Add Fault Protection to 4-20mA Loop Supply


This circuit provides flexible fault protection for a 4-20mA current loop. In addition, it includes circuitry for recovering digital signals (such as the HART protocol) imposed on the loop.

4-20mA current loops consist of a power source and current-measuring device at the control end, and a field transmitter that senses process-variable information (like temperature or pressure) and converts it to a current (Figure 1). Most 4-20mA industrial loops are powered by 24VDC, but that voltage can range from 12V to 36V. The loop voltage in older systems can be even higher.

Figure 1. Basic architecture of a 4-20mA current loop.

Figure 1. Basic architecture of a 4-20mA current loop.

Many such applications require current limiting or fault protection or both. For example, a short circuit or other high-current fault in one of several loops powered by a single source can produce a power-supply failure that disables all transmitters powered by that source. Intrinsically safe loops, on the other hand, include a barrier module that limits current and voltage to the transmitter. Fault-protected sources can add another level of system safety. Setting a current limit on each loop lets you size the power supply accurately without over-specifying it.

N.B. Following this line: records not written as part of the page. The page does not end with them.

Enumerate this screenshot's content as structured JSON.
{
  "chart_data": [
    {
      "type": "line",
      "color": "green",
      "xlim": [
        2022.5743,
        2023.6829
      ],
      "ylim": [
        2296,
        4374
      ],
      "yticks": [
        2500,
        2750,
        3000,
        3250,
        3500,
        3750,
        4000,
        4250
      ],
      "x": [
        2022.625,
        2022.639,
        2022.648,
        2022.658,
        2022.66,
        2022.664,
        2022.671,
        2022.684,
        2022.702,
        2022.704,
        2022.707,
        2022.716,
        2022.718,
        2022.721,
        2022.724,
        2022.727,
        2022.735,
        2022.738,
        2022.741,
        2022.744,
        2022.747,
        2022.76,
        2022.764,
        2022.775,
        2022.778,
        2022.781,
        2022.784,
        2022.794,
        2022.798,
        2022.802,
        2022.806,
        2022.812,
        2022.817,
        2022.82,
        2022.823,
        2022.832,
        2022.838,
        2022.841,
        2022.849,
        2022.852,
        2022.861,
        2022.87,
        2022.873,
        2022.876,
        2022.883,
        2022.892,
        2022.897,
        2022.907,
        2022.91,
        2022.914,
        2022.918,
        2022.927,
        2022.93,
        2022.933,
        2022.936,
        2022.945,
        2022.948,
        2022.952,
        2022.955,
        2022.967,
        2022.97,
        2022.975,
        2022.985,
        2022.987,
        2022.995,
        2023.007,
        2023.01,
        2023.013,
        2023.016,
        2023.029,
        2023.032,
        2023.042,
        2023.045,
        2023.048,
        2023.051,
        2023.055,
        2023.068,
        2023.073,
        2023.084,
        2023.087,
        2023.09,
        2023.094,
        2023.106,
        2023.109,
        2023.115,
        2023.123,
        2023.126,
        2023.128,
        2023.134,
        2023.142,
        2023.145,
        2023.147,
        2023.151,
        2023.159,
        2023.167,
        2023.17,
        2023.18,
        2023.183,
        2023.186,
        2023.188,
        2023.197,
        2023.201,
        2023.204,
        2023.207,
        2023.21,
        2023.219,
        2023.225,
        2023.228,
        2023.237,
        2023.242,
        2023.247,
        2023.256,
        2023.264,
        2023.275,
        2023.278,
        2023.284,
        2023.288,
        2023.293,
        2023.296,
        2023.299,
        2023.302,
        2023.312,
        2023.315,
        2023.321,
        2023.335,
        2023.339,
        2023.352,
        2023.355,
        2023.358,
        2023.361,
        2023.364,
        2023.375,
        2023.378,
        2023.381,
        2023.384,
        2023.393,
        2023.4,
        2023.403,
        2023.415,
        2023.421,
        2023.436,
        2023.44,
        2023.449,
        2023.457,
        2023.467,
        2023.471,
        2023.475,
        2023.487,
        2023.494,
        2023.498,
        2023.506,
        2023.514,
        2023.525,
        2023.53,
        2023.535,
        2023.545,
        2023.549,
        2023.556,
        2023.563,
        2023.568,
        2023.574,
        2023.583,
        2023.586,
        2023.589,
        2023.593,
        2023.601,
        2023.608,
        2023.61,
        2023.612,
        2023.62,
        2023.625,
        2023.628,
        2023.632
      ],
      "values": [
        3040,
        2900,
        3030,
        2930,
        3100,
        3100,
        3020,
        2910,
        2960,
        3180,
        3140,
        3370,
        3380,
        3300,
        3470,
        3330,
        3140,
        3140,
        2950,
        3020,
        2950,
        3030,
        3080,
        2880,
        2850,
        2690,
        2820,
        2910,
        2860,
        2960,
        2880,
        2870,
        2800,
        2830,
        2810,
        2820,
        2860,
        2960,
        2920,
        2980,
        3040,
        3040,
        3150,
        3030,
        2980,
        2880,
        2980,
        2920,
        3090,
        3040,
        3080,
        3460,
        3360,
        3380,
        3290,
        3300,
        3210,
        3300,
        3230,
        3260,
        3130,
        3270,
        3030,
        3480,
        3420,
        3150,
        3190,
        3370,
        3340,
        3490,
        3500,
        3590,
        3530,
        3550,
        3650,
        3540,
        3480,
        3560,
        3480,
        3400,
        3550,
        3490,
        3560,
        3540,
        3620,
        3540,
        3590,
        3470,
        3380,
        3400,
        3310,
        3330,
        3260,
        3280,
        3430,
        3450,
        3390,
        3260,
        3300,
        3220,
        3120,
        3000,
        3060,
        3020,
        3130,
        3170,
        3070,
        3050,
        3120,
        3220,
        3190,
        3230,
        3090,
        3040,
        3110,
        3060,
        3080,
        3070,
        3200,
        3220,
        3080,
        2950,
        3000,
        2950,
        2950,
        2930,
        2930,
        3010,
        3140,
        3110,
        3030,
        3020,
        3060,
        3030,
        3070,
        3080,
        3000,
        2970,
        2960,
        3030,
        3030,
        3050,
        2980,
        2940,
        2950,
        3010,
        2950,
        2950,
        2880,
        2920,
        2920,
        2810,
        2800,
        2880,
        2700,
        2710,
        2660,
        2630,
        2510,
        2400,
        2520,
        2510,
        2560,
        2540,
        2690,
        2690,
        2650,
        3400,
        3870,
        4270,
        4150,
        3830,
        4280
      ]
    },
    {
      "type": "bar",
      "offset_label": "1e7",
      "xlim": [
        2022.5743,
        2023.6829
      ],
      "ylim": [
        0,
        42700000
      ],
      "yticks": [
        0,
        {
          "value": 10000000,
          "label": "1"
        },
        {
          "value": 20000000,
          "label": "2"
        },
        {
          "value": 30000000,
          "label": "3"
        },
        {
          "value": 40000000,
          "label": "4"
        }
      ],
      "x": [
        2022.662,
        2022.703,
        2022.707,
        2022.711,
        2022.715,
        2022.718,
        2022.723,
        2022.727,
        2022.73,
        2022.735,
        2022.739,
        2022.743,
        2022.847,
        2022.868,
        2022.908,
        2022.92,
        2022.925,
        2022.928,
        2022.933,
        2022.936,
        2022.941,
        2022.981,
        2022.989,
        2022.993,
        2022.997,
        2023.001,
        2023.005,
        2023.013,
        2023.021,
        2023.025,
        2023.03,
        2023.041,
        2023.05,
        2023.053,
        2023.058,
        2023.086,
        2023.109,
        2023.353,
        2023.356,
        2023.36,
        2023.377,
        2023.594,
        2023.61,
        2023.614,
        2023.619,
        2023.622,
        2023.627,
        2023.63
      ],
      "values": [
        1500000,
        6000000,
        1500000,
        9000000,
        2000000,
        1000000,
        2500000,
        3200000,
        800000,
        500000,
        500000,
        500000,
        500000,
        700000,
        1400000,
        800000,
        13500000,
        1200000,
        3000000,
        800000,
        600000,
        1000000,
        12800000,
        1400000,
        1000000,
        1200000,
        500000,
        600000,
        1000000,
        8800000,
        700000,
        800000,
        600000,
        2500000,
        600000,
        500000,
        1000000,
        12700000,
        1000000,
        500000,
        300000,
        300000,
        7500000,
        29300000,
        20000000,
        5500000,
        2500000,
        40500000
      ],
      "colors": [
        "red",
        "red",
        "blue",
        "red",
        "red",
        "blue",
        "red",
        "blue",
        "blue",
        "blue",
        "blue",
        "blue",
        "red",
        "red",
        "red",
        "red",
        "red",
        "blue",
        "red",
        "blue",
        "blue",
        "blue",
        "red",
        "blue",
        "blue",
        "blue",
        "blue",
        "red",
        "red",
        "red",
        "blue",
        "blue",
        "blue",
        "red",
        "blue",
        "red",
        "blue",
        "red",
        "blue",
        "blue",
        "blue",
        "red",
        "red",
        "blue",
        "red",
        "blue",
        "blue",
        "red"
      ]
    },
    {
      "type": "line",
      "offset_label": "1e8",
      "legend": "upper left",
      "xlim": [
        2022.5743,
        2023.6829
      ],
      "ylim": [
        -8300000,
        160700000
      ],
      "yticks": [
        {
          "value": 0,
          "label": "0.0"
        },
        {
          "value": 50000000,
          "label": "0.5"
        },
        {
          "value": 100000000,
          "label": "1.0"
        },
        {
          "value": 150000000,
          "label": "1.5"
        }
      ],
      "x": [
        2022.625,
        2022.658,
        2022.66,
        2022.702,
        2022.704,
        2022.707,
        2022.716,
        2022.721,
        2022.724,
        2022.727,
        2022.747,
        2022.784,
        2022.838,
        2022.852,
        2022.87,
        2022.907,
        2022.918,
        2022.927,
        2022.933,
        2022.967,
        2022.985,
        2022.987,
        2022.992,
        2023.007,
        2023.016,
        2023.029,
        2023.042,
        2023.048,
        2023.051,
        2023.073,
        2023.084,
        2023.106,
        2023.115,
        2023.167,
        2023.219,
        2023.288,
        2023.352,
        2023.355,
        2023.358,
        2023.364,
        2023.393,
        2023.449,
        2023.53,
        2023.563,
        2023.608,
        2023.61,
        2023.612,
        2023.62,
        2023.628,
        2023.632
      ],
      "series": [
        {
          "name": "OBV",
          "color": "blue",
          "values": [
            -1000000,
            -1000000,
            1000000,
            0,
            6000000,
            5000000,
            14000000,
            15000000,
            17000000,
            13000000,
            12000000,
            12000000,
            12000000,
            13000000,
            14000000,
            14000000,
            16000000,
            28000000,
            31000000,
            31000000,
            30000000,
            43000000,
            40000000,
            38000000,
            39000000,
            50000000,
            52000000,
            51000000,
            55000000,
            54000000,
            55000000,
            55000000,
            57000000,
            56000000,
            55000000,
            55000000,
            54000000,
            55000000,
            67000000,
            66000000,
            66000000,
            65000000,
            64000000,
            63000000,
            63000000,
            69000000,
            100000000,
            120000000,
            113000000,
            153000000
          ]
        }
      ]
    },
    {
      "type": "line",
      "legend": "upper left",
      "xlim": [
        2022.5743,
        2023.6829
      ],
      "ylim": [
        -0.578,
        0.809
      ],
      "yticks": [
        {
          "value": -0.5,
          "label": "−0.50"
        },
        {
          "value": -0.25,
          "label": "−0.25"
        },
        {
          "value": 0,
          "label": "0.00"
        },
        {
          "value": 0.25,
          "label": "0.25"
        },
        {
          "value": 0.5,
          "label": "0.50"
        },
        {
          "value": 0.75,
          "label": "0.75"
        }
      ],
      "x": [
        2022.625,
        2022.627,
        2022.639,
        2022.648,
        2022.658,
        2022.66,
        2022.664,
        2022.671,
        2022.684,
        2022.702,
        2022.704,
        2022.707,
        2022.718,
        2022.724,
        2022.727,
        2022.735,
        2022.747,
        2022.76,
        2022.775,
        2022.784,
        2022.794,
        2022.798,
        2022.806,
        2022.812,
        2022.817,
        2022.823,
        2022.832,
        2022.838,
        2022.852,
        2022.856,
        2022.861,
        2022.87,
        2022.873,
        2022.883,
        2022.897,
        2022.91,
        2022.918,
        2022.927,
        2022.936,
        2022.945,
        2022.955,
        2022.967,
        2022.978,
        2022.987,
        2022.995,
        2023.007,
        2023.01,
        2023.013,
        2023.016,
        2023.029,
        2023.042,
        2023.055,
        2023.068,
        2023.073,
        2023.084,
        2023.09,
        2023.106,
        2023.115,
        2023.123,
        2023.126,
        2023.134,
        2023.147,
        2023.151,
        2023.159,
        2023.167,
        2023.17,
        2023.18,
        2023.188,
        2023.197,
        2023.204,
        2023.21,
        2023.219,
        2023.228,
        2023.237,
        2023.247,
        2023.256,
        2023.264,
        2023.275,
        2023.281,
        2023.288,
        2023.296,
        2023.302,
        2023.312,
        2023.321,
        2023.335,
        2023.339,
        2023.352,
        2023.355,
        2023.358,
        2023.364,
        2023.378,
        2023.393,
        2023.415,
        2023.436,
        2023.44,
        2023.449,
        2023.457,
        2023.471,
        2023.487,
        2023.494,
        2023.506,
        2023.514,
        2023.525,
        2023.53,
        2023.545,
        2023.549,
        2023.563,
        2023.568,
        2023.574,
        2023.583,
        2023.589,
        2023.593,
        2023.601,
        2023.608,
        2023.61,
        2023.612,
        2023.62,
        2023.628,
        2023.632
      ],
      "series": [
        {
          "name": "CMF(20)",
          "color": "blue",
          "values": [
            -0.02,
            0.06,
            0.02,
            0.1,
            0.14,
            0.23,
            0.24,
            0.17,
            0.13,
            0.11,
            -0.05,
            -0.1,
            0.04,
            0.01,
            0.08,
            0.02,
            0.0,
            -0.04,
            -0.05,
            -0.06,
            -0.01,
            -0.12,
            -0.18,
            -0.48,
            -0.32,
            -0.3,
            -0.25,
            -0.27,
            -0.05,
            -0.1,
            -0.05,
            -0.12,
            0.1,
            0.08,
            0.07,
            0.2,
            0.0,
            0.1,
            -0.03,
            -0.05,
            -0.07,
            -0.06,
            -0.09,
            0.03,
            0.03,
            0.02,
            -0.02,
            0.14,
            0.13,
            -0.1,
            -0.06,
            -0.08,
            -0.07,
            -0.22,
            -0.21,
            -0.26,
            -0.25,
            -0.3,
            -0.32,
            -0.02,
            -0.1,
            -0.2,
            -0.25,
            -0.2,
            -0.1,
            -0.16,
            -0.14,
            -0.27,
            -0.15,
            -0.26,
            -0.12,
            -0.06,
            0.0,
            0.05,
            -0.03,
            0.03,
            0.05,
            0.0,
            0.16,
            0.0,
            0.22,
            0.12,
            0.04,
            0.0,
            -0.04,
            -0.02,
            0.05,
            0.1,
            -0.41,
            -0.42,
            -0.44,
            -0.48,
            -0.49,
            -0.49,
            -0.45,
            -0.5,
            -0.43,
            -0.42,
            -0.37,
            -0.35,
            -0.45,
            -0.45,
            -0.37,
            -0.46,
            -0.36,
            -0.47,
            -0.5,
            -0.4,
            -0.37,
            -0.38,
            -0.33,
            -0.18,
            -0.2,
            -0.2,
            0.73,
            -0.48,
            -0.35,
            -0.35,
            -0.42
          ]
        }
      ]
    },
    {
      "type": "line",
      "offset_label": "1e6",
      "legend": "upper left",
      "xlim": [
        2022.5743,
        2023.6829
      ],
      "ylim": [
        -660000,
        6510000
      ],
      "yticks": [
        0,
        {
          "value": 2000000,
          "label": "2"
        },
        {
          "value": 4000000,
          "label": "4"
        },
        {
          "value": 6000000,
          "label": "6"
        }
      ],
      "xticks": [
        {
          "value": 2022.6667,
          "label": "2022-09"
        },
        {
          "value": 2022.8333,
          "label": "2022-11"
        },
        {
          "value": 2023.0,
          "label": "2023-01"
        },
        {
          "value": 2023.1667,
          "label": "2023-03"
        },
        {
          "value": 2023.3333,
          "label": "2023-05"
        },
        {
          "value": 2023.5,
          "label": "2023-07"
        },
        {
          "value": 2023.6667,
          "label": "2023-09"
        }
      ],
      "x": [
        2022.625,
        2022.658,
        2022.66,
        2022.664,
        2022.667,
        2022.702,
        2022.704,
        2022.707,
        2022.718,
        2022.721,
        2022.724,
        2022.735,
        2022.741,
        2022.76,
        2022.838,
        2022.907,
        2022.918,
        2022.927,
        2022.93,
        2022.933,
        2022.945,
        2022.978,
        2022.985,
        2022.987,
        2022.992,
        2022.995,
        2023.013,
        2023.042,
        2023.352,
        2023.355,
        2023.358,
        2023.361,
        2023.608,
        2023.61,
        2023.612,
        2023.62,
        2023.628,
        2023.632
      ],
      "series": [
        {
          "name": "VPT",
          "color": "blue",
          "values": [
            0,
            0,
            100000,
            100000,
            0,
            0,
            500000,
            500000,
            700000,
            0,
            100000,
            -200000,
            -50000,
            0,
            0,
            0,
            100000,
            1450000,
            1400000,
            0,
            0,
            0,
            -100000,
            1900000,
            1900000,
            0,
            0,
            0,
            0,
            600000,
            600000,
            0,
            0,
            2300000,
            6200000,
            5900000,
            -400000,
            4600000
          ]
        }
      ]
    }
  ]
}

Figure 2 shows one form of flexible fault protection for the 24VDC power supply of a 4-20mA loop. Also included is circuitry for recovering a digital signal superimposed on that loop. U1 (a high-side current-sense amplifier with comparator and reference) senses the loop current in R1 as an 8-40mV voltage and amplifies it by 100, producing an output-voltage range of 0.8V to 4V. That output (VOUT) can directly drive external meters, strip-chart recorders, and A/D converter inputs.

Figure 2. This circuit provides fault protection and digital-signal recovery for a 4-20mA current loop.

Figure 2. This circuit provides fault protection and digital-signal recovery for a 4-20mA current loop.

The selected fault-current trip point (for U1's internal comparator #1) is set by the R2-R3 voltage divider at 0.6V. Setting the trip point for a 50mA fault, for instance, establishes the following relationship between R1 and R2:

R2/(R1 + R2) = 0.6V/(R1*100*IFAULT) ==> R1 = 15.67*R2.

When faults occur, the COUT1 output assumes a high impedance and is pulled high by R10. The noninverting cascaded-transistor pair Q2-Q3 provides an interface to the high loop voltage while preserving a proper logic polarity for controlling the gate of Q1. Q1 is held in the OFF state until U1's comparator #1 is reset by the pushbutton PB1 or other reset signal. (To disable this comparator's latched output, tie the RESET# pin to ground.) Zener diode ZD1 protects Q1's gate-source junction from overvoltage.

U2 and associated circuitry can recover any digital information imposed on the 4-20mA loop current by modulation. The HART protocol, for instance, typically uses frequency-shift keying (FSK) between 1200Hz and 2400Hz to modulate the loop current between ±0.5mA levels. (For this circuit, the modulated signal at VOUT (pin 2 of U1) is ±0.1V.) VOUT from U1 is capacitively coupled to U2 and amplified by that device to recover such digital signals.

U1 includes a second comparator with inverting input, which can be used to cancel the inversion in U2's digital-signal output. Though not essential, this comparator output (COUT2) can also (as shown) present the recovered digital signal as a clean rectangular waveform for driving external circuitry.